A administração do prefeito Fernando Haddad negou, na época, a intenção de remover moradores de rua, e afirmou que os paralelepípedos têm o objetivo de evitar que sejam acesas fogueiras no local, que poderiam prejudicar as pilastras. Declarou, ainda, que 450 moradores de rua foram abordados, dos quais 429 teriam aceito encaminhamento para os serviços de atendimento.
CAMDEN BENCH
Um outro exemplo de banco ‘antimendigo’ no Reino Unido é o Camden Bench, instalado em 2014, em Londres. Ele tem curvas que tornam difícil se deitar sobre ele. Ele também impede o uso do skate, e não tem reentrâncias onde seria possível esconder drogas, afirma o fabricante.
TRANSPORTE
Entre as décadas de 30 e 50, o engenheiro norte-americano Robert Moses exerceu grande influência sobre o urbanismo de Nova York. Hoje, ele é acusado de ter repensado a cidade de forma a privilegiar o automóvel e as classes mais ricas. Um exemplo de design desagradável aplicado por Moses na época é a construção de pontes baixas sobre estradas em Long Island.
A medida barrava a passagem de ônibus e impedia que a população mais pobre - e negra - da cidade chegasse à praia, que ficava reservada para a elite dona de automóveis.
LUZ AZUL
Algumas cidades com usuários de drogas injetáveis instalaram luzes azuis em banheiros públicos. Como a luz torna mais difícil enxergar as veias, ela em tese inibiria o uso da droga.
SOM ANTI-ADOLESCENTES
Está à venda no mercado um aparelho que emite sons em alta frequência, particularmente sensível aos ouvidos de adolescentes. Ele é vendido como ferramenta para espantar jovens de determinados locais, como estacionamentos de lojas de conveniência, por exemplo, sem que seja necessário incomodar clientes adultos.
Design não resolve problemas da sociedade
A crítica a esse tipo de design é que, em vez de lidar com problemas da sociedade, ele simplesmente os move de lugar. Os moradores de rua, por exemplo, deixam de dormir embaixo do viaduto, ou nos bancos de uma praça, mas continuam existindo.
Nesse sentido, essa modalidade de design promove uma melhora aparente, mas serve como ferramenta de segregação, ampliando o debate sobre quem tem direito à cidade.

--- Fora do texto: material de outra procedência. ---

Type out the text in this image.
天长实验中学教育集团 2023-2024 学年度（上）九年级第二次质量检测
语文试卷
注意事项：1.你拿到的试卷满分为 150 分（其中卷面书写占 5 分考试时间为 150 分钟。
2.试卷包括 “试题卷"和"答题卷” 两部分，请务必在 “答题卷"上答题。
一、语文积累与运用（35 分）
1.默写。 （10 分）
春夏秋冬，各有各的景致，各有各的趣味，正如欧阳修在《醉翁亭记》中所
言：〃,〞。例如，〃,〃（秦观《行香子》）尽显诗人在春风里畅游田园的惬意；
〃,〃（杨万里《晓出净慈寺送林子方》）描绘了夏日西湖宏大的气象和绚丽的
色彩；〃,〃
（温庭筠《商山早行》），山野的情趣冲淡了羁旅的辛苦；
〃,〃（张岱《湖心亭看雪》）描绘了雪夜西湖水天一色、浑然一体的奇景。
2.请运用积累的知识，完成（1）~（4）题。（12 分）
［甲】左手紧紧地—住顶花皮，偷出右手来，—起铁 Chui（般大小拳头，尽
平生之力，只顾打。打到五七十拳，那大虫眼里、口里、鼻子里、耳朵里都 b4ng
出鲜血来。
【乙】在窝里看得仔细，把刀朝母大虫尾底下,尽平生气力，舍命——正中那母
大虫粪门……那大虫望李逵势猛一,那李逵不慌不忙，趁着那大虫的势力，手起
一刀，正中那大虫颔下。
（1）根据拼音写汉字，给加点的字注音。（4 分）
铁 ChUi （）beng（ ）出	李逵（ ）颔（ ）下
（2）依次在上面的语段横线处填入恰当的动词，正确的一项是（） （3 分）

“[Banco ‘antimendigo’] é uma medida inócua, porque o mendigo que dormiria naquele banco vai dormir no chão, embaixo do banco, sem que isso contribua em nada para resolver o problema. É preciso ter uma política para esse caso, porque são casos muito diversificados. Não adianta ficar espantando o mendigo de uma praça porque ele vai para outra, e é uma pessoa que tem o direito de ir e vir, não pode ser presa por existir.”
GERALDO TADEU MONTEIRO
Professor da Faculdade de Direito da Universidade do Estado do Rio de Janeiro em entrevista concedida em 2009 ao portal UOL
Segundo Selena Savic, o problema é agravado pelo fato de que, por fazer parte da própria estrutura das cidades, esse design não é negociável, ao contrário do que ocorre, por exemplo, com a atuação de guardas em determinada região.